Batman Begins üçlemede Batman’in ön planda olduğu tek film olarak akıllarda kalıyor; sonraki iki film Nolan’ın olay içinde olay anlatma merakına bir parça kurban gidiyor ve Batman’i ancak ara sıra görebiliyoruz.  Ayrıca Gotham’ın en karanlık yani aslına en yakın olarak gösterildiği film de yine serinin ilk filmi, diğerleri “Batman Newyork için savaşsaydı ne olurdu?” tadında olmuş.

The Dark Knight

“He’s the hero Gotham deserves, but not the one it needs right now. So we’ll hunt him. Because he can take it. Because he’s not our hero. He’s a silent guardian, a watchful protector. A dark knight.” -Jim Gordon in The Dark Knight



Tam üç yıl sonra Nolan ikinci filmi izleyiciyle buluşturuyor ve bir yönetmen olarak çoğu kitle tarafından takdir topluyor. Bir Batman filmi olmaktan ziyade en iyi kötü karakterlerin tahtında oturan Joker’in filmi oluyor The Dark Knight. Heath Ledger’ın (Kendisi bilindiği üzre film gösterime girmeden 6 ay önce evinde ölü bulunmuştur, ölüm nedeni uykusuzluk sebebiyle aldığı ilaçların aşırı dozu olarak açıklanmıştır.) büyüleyen oyunculuğu Batman’i gölgede bırakmıştır, film Batman’den çok Joker’le ilgilenir ve seyirciye kötü adamın kötülükle nasıl barışık olduğunu ve deliliğin sınırlarını gösterir; Joker bir sürü figuranla Gotham’ı kaosa sürükler.

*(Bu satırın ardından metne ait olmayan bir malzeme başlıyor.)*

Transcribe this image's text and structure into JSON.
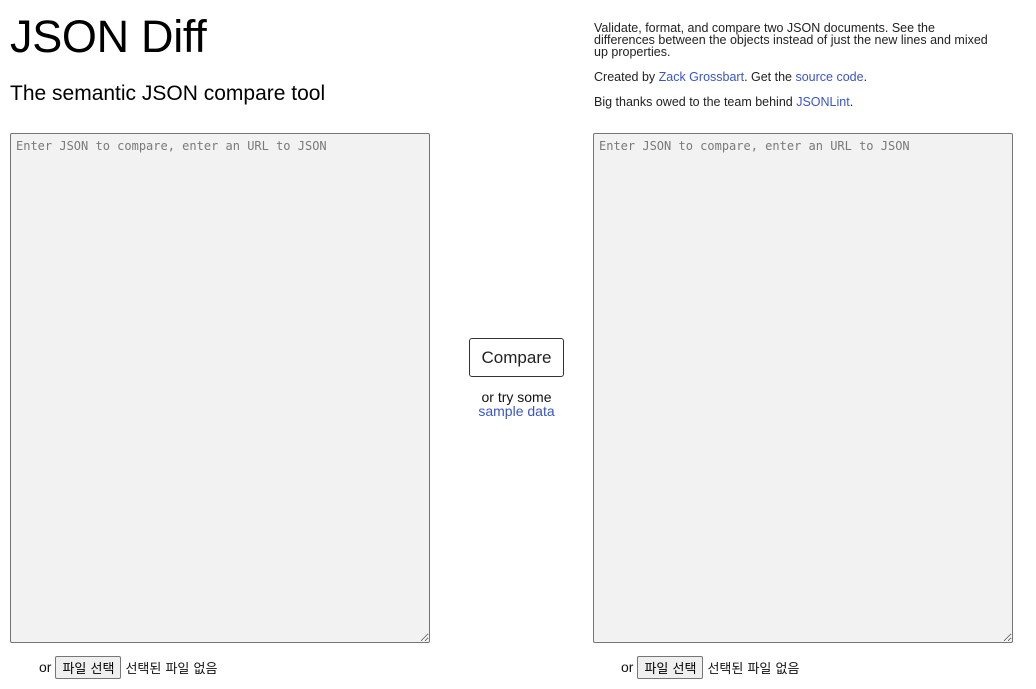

Gotham kendine temiz yüzlü, kanatları olmayan bir kahraman edinme çabasındadır aynı zamanda : Harvey Dent(Aaron Eckhart). Bölge savcısı Dent Batman’le yaptığı işbirliğinden zararla çıkacak ve hem görünüşünü hem de sevgilisi Rachel’ı kaybedecektir, Batman’in düşmanları çoğalmaktadır ve olaylar onu Kara Şövalye olmaya itecektir.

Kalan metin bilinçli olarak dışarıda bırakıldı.